- The Washington Times - Wednesday, December 2, 2015

New Jersey police have charged a black graduate of Kean University for a series of alleged tweets threatening black students at the school earlier this month.

Kayla-Simone McKelvey, 24, of Union Township, faces one count of creating a false public alarm, which carries a maximum three- to five-year sentence, NJ.com reported.

An investigation revealed that Ms. McKelvey, a self-proclaimed activist, participated in a student rally to raise awareness of campus racism on Nov. 17, but left midway through to make the threat on a university computer in a campus library, prosecutors said.

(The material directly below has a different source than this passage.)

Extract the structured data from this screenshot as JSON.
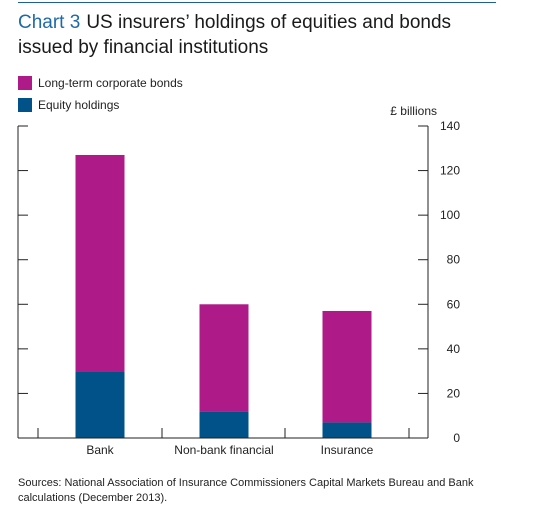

Ms. McKelvey allegedly posted under the handle @keanuagainstblk, saying “kean university twitter against blacks is for everyone who hates blacks (sic) people.” Subsequent tweets mentioned a bomb on the campus and shooting black students at Kean, NJ.com reported.

“i will kill every black male and female at kean university,” @keanuagainstblk reportedly posted before the account was suspended.



After allegedly making the posts, Ms. McKelvey returned to the rally and attempted to spread awareness of the threats, authorities said.

Students responded by holding a rally on campus that night. Security on campus was increased and a group of black ministers called for Kean President Dawood Farahi to resign the following day, accusing him of failing to address alleged racial tension on campus. The school responded that the claims of racial tension were baseless, The Associated Press reported.

In response to the announcement of Ms. McKelvey’s arrest, Kean University said in a statement: “We are saddened to learn that the person allegedly responsible was an active participant in the rally that took place on campus on Tuesday, November 17 and is a former student of Kean. As a diverse academic community, we wholeheartedly respect and support activism, however, no cause or issue gives anyone the right to threaten the safety of others. We hope this information will begin to bring a sense of relief and security to the campus community.”

Kean President Dawood Farahi called the tweets a “heinous crime.”

“We are saddened the person allegedly responsible was an active participant (of the demonstration) and a former student,” he told students Tuesday afternoon during a previously planned campus discussion, NJ.com reported. “No cause, no cause, can give anybody the right to threaten others.”

Ms. McKelvey’s first court appearance has been scheduled for Dec. 14.

She graduated from Kean in May with a bachelor’s degree in physical education, a university spokeswoman told The New York Times.